As an entrepreneur and former consultant Mark Suster advises in an article, you should wonder who did the primary research of said analysis. Independent university study group, lab-affiliated research team, consulting company? From there naturally stems out the question: who paid them? As no one works for free, it is always interesting to know who sponsors the research. Likewise, what are the motives behind the research? What did the scientist or statisticians try to figure out? Finally, how big was the sample set, and who was part of it? How inclusive was it?
These are important questions to ponder and answer before spreading everywhere skewed or biased results – even though it happens all the time, because of amplification. A typical example of amplification happens often with newspapers and journalists, who take one piece of data and need to turn it into headlines – thus often out of its original context. No one buys a magazine where it states that next year, the same thing is going to happen in XYZ market as this year – even though it is true. Editors, clients, and people want something new, not something they know; that’s why we often end up with an amplification phenomenon that gets echoed and more than it should.
If you are the one performing the analysis, for instance generating reports for your job, you can ask yourself a few relevant questions to avoid using misleading statistics. For example are data visualizations representing the data accurately? (labels are clear, axes begin at 0, right chart type, etc) Is the research represented honestly and in an impartial manner?

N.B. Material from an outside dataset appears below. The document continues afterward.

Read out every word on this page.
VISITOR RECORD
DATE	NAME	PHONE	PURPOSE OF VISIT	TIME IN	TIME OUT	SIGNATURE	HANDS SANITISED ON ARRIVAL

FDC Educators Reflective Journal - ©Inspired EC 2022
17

What information is missing from this data?. You can also ask someone external to your research to look at the data, someone biased to the topic that can confirm your results are not misleading.

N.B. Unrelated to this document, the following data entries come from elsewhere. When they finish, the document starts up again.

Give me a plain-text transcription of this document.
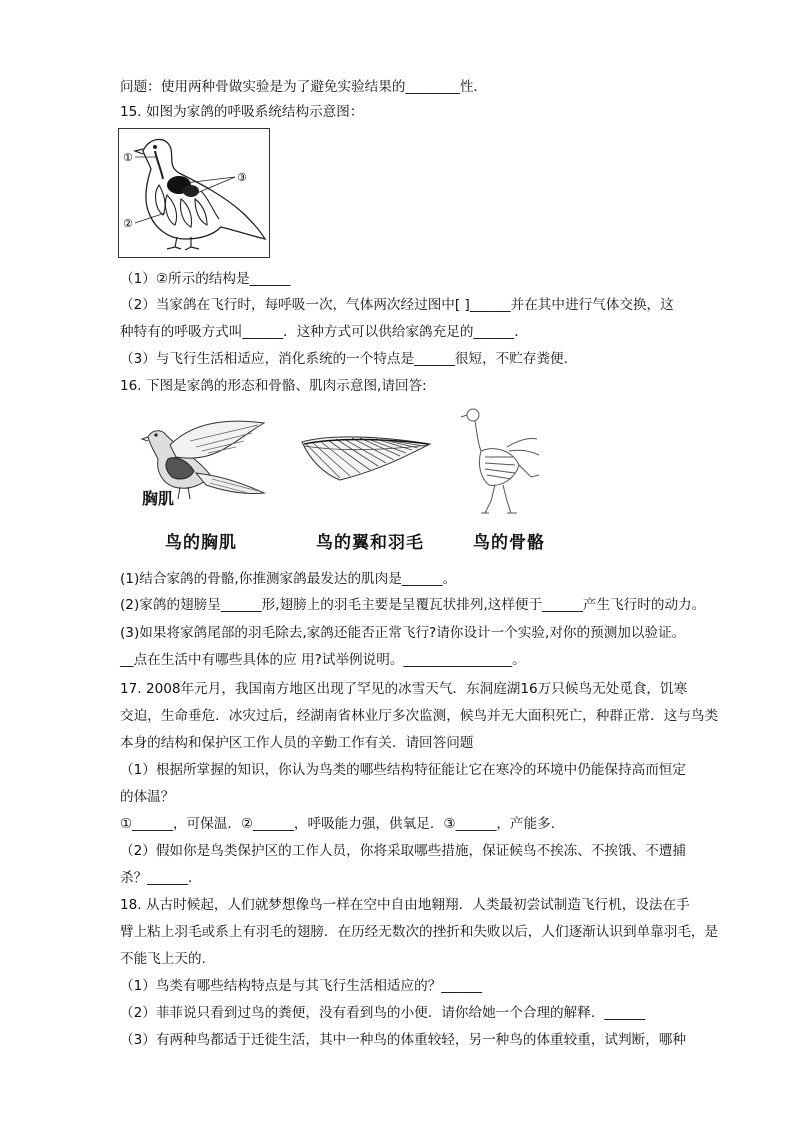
问题：使用两种骨做实验是为了避免实验结果的________性．
15. 如图为家鸽的呼吸系统结构示意图：
①
②
③
（1）②所示的结构是______
（2）当家鸽在飞行时，每呼吸一次，气体两次经过图中[ ]______并在其中进行气体交换，这
种特有的呼吸方式叫______．这种方式可以供给家鸽充足的______．
（3）与飞行生活相适应，消化系统的一个特点是______很短，不贮存粪便．
16. 下图是家鸽的形态和骨骼、肌肉示意图,请回答:
胸肌
鸟的胸肌	鸟的翼和羽毛	鸟的骨骼
(1)结合家鸽的骨骼,你推测家鸽最发达的肌肉是______。
(2)家鸽的翅膀呈______形,翅膀上的羽毛主要是呈覆瓦状排列,这样便于______产生飞行时的动力。
(3)如果将家鸽尾部的羽毛除去,家鸽还能否正常飞行?请你设计一个实验,对你的预测加以验证。
__点在生活中有哪些具体的应 用?试举例说明。________________。
17. 2008年元月，我国南方地区出现了罕见的冰雪天气．东洞庭湖16万只候鸟无处觅食，饥寒
交迫，生命垂危．冰灾过后，经湖南省林业厅多次监测，候鸟并无大面积死亡，种群正常．这与鸟类
本身的结构和保护区工作人员的辛勤工作有关．请回答问题
（1）根据所掌握的知识，你认为鸟类的哪些结构特征能让它在寒冷的环境中仍能保持高而恒定
的体温？
①______，可保温．②______，呼吸能力强，供氧足．③______，产能多．
（2）假如你是鸟类保护区的工作人员，你将采取哪些措施，保证候鸟不挨冻、不挨饿、不遭捕
杀？______.
18. 从古时候起，人们就梦想像鸟一样在空中自由地翱翔．人类最初尝试制造飞行机，设法在手
臂上粘上羽毛或系上有羽毛的翅膀．在历经无数次的挫折和失败以后，人们逐渐认识到单靠羽毛，是
不能飞上天的．
（1）鸟类有哪些结构特点是与其飞行生活相适应的？______
（2）菲菲说只看到过鸟的粪便，没有看到鸟的小便．请你给她一个合理的解释．______
（3）有两种鸟都适于迁徙生活，其中一种鸟的体重较轻，另一种鸟的体重较重，试判断，哪种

As you saw throughout this post illustrated with some insightful bad statistics examples, using data in a misleading way is very easy. If you follow all the steps mentioned above you should be able to make a clear analysis and correct use of data.
Misuse of Statistics - A Summary
To the question "can statistics be manipulated?", we can address 8 methods often used - on purpose or not - that skew the analysis and the results. Here are common types of misuse of statistics:
- Faulty polling
- Flawed correlations
- Data fishing
- Misleading data visualization
- Purposeful and selective bias
- Using percentage change in combination with a small sample size
- Truncating an axis
- Strategically picking the time period
Now that you know them, it will be easier to spot them out and question all the stats that are given to you every day. Likewise, in order to ensure you keep a certain distance to the studies and surveys you read, remember the questions to ask yourself - who researched and why, who paid for it, what was the sample.

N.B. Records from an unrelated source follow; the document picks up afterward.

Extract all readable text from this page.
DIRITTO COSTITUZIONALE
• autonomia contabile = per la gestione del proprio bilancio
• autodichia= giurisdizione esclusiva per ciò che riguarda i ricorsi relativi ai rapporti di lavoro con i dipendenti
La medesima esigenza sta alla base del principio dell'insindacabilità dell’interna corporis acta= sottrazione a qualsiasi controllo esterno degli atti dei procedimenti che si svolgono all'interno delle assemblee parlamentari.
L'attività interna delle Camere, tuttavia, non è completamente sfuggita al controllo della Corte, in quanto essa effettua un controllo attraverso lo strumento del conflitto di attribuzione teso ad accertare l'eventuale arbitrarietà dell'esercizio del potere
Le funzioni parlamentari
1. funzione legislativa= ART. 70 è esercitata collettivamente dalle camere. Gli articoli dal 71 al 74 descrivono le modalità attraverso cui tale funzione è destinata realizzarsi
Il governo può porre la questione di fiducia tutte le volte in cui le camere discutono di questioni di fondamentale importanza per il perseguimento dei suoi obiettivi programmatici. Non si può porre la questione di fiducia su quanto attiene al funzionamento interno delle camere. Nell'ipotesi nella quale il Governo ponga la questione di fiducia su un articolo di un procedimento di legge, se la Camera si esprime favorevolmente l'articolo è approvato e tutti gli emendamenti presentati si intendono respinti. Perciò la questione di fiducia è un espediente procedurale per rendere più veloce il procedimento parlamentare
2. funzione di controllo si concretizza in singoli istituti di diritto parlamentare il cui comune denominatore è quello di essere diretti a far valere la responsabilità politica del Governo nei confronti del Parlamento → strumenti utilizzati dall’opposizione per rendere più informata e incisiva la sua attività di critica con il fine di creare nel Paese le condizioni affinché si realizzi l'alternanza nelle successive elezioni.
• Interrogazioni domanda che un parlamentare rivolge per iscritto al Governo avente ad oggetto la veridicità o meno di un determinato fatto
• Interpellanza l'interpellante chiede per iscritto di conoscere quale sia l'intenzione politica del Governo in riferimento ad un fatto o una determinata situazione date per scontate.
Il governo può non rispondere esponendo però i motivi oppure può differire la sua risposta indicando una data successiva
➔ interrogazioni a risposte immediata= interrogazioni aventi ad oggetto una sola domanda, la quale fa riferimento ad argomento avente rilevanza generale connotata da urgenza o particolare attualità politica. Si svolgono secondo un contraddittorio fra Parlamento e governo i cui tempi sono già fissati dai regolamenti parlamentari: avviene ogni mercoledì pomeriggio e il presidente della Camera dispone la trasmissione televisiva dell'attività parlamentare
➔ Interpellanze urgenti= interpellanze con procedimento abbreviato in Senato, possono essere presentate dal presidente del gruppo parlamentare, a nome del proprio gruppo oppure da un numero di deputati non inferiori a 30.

Transparency and Data-Driven Business Solutions
While it is quite clear that statistical data has the potential to be misused, it can also ethically drive market value in the digital world. Big data has the ability to provide digital age businesses with a roadmap for efficiency and transparency, and eventually, profitability. Advanced technology solutions like online reporting software can enhance statistical data models, and provide digital age businesses with a step up on their competition.
Whether for market intelligence, customer experience, or business reporting, the future of data is now. Take care to apply data responsibly, ethically, and visually, and watch your transparent corporate identity grow. Revisit this insightful list of bad statistics examples from time to time to remind you of the importance of using data in a proper way!